Immigration from Mexico to U.S. Now at 'Net Zero'
As many Mexicans returning to Mexico as coming to the U.S. legally and illegally


WOAI LOCAL NEWS
by Jim Forsyth
Monday, October 10, 2011

At a time when illegal immigration has become a 'make or break' issue among Tea Partiers and Republican Party activists, Mexico's Secretary for Mexicans Living Abroad tells 1200 WOAI's Michael Board that the number of Mexicans entering the U.S. illegally is stable for the first time in two decades, with just as many illegal immigrants returning home to Mexico as are entering the U.S. illegally.

"We do believe that is happening and there are a lot of reasons for that," Secretary Javier Deleon, a member of President Felipe Calderon's cabinet, told 1200 WOAI news during a stop at UTSA. "One of the main reasons, of course, is the economy. The economy of the U.S. is not demanding jobs the way it used to."

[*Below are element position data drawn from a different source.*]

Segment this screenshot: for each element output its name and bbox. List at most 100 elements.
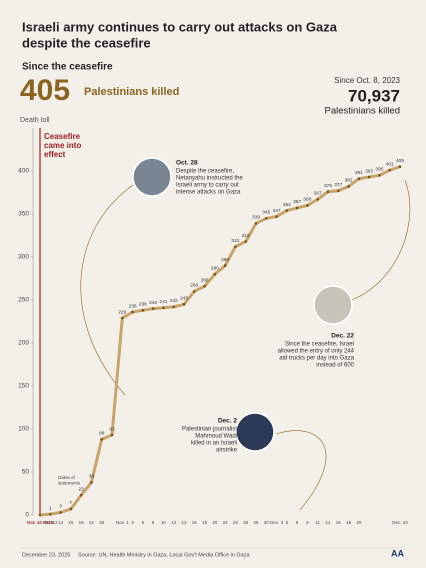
data-point (48, 512, 52, 516)
annotation-text: allowed the entry of only 244 (278, 349, 355, 355)
statements-label: Dates of statements (58, 475, 81, 486)
value-label: 38 (89, 474, 95, 480)
value-label: 382 (345, 178, 353, 184)
y-tick-label: 300 (18, 254, 29, 261)
y-tick-label: 150 (18, 383, 29, 390)
value-label: 242 (170, 298, 178, 304)
value-label: 23 (78, 486, 84, 492)
x-tick-label: 14 (58, 520, 64, 525)
x-tick-label: Dec. 23 (392, 520, 408, 525)
x-tick-label: Oct. 10 2025 (27, 520, 54, 525)
value-label: 290 (221, 257, 229, 263)
x-tick-label: 13 (181, 520, 187, 525)
data-point (234, 245, 237, 248)
annotation-text: instead of 600 (316, 363, 354, 369)
x-tick-label: 30 (264, 520, 270, 525)
annotation-text: Palestinian journalist (182, 427, 237, 433)
title-1: Israeli army continues to carry out atta… (22, 19, 338, 34)
data-point (254, 222, 258, 225)
value-label: 395 (375, 167, 383, 173)
y-tick-label: 100 (18, 426, 29, 433)
data-point (90, 481, 93, 484)
x-tick-label: 10 (161, 520, 167, 525)
data-point (213, 272, 217, 276)
headline-label: Palestinians killed (84, 86, 179, 98)
data-point (100, 438, 104, 441)
y-tick-label: 0 (25, 512, 29, 519)
x-tick-label: 14 (325, 520, 331, 525)
y-tick-label: 200 (18, 340, 29, 347)
data-point (306, 204, 309, 207)
footer-source: Source: UN, Health Ministry in Gaza, Loc… (78, 552, 250, 558)
x-tick-label: 23 (233, 520, 239, 525)
value-label: 241 (159, 299, 167, 305)
data-point (151, 307, 155, 310)
x-tick-label: 22 (223, 520, 229, 525)
arrow-3 (275, 430, 327, 511)
statements-label-line: Dates of (58, 475, 76, 480)
annotation-text: Since the ceasefire, Israel (285, 342, 354, 348)
data-point (182, 303, 186, 306)
value-label: 377 (334, 182, 342, 188)
annotation-text: intense attacks on Gaza (176, 190, 241, 196)
x-tick-label: 6 (286, 520, 289, 525)
logo: AA (391, 548, 404, 558)
x-tick-label: 22 (89, 520, 95, 525)
y-tick-label: 250 (18, 297, 29, 304)
annotation-date: Oct. 28 (176, 160, 198, 167)
x-tick-label: 19 (79, 520, 85, 525)
data-point (141, 309, 145, 312)
annotation-text: Mahmoud Wadi (195, 434, 237, 440)
x-tick-label: 9 (306, 520, 309, 525)
x-tick-label: 5 (142, 520, 145, 525)
data-point (69, 507, 73, 511)
statements-label-line: statements (58, 481, 81, 486)
y-tick-label: 400 (18, 168, 29, 175)
annotation-text: Netanyahu instructed the (176, 176, 243, 182)
photo-trucks (313, 285, 353, 325)
value-label: 229 (118, 309, 126, 315)
value-label: 240 (149, 300, 157, 306)
x-tick-label: 16 (192, 520, 198, 525)
overall-value: 70,937 (348, 86, 400, 105)
value-label: 318 (242, 233, 250, 239)
ceasefire-label-line: Ceasefire (44, 132, 81, 141)
data-point (357, 177, 361, 181)
data-point (326, 190, 330, 193)
subtitle: Since the ceasefire (22, 62, 113, 73)
value-label: 405 (396, 158, 404, 164)
annotation-text: Israeli army to carry out (176, 183, 239, 189)
data-point (367, 175, 371, 179)
data-point (120, 316, 124, 320)
data-point (38, 513, 42, 517)
value-label: 360 (303, 197, 311, 203)
arrow-2 (351, 179, 411, 301)
data-point (275, 215, 278, 218)
x-tick-label: 3 (131, 520, 134, 525)
annotation-text: killed in an Israeli (191, 441, 237, 447)
data-point (203, 284, 206, 288)
x-tick-label: Nov. 1 (116, 520, 129, 525)
y-axis-label: Death toll (20, 117, 50, 124)
value-label: 260 (190, 283, 198, 289)
x-tick-label: 20 (212, 520, 218, 525)
value-label: 357 (293, 199, 301, 205)
data-point (79, 493, 83, 497)
y-tick-label: 350 (18, 211, 29, 218)
x-tick-label: Dec. 3 (270, 520, 284, 525)
data-point (398, 165, 402, 168)
value-label: 367 (314, 191, 322, 197)
value-label: 93 (109, 426, 115, 432)
x-tick-label: 11 (315, 520, 320, 525)
x-tick-label: 19 (202, 520, 208, 525)
value-label: 238 (139, 302, 147, 308)
data-point (388, 168, 392, 172)
value-label: 312 (231, 238, 239, 244)
value-label: 3 (59, 504, 62, 510)
headline-value: 405 (20, 74, 70, 107)
x-tick-label: 8 (152, 520, 155, 525)
annotation-date: Dec. 2 (218, 418, 238, 425)
x-tick-label: 20 (356, 520, 362, 525)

Deleon's comments mirror studies done by Princeton University and the Pew Hispanic Center, which also have indicated that illegal immigration from Mexico and other Latin American countries has slowed to a trickle.

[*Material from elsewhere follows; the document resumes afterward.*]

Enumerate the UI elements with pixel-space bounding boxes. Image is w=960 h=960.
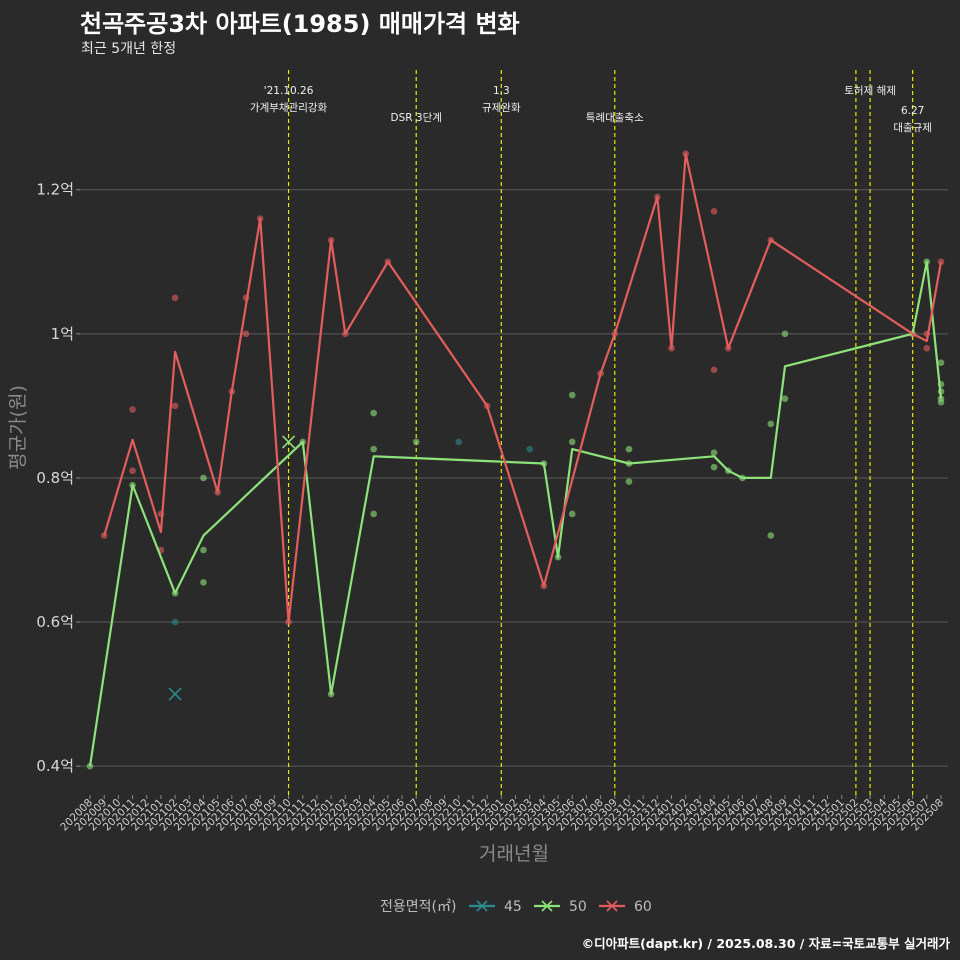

Four main reasons are given for this. One is increased border security in the U.S., and the fact that states like Arizona and Alabama have passed laws severely restricting the activities of illegal immigrants.

But Deleon and others say three other factors have far more to do with the slowing of illegal immigrations into the U.S. At the same time that the U.S. economy is stagnating, the Mexican economy is surging. Mexico's unemployment rate is roughly 5%, nearly half of that in the U.S., and Mexico's economy is now turning out jobs which pay a lot more. At the same time, Mexico's educational and training opportunities for its young citizens are rapidly improving.

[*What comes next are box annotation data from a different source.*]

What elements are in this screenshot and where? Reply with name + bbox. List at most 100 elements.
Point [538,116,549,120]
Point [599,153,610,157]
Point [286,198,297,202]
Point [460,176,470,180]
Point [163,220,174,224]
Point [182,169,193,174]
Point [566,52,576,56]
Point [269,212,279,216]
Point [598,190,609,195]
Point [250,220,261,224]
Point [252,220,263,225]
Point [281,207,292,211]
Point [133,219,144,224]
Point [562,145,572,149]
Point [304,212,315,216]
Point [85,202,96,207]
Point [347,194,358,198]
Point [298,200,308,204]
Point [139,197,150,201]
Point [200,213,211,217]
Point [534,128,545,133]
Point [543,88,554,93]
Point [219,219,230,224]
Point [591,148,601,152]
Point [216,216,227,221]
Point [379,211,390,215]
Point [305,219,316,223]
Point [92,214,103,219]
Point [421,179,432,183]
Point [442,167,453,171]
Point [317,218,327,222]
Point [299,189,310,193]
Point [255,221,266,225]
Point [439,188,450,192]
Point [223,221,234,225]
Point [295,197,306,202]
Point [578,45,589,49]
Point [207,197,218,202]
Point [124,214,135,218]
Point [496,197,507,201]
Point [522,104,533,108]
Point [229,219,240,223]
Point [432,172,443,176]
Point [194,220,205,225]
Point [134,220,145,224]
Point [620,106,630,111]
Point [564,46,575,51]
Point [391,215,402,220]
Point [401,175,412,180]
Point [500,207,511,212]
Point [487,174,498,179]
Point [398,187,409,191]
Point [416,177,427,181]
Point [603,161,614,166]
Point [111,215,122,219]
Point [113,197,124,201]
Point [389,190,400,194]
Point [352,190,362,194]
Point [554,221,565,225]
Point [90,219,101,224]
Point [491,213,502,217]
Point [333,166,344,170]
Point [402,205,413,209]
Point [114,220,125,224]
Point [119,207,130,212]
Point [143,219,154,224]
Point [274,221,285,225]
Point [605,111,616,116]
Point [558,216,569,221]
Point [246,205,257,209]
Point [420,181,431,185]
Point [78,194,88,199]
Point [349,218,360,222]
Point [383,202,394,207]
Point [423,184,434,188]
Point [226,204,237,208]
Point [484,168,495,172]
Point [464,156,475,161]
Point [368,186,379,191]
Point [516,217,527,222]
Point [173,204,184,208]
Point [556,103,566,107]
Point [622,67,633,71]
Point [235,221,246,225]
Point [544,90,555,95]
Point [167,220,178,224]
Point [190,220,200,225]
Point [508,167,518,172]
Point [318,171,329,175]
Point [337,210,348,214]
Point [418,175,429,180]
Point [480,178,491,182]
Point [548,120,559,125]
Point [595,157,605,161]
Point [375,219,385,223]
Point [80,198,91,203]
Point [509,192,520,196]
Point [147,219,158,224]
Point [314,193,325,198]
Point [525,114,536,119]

But perhaps the main reason for the slowing immigration pattern is demographics. In the 1960s and 1970s, Mexico had the highest birth rate in the world, with the average Mexican woman giving birth to more than five children. That created a population explosion which came of age in the 1990s and 2000s, which was far greater than any economy could have absorbed. Since the 1980s, that birth rate has fallen to about 2.2 children per woman, only slightly higher than birth rates in the U.S., and about enough to make up for natural deaths.

"Of course a lot of people who support anti immigrant legislation would probably say this is thanks to them," Deleon said. "We think it has a lot more to do with the fact that the jobs are simply not there (in the U.S.) any more."

Deleon says his office has concluded that the number of people going to the U.S. from Mexico and the number who are returning to Mexico have reached equilibrium.

"Between people going back to the United States to Mexico, both voluntary and involuntary, and people coming here from Mexico, Mexico to U.S. migration, that is a net zero now," he said.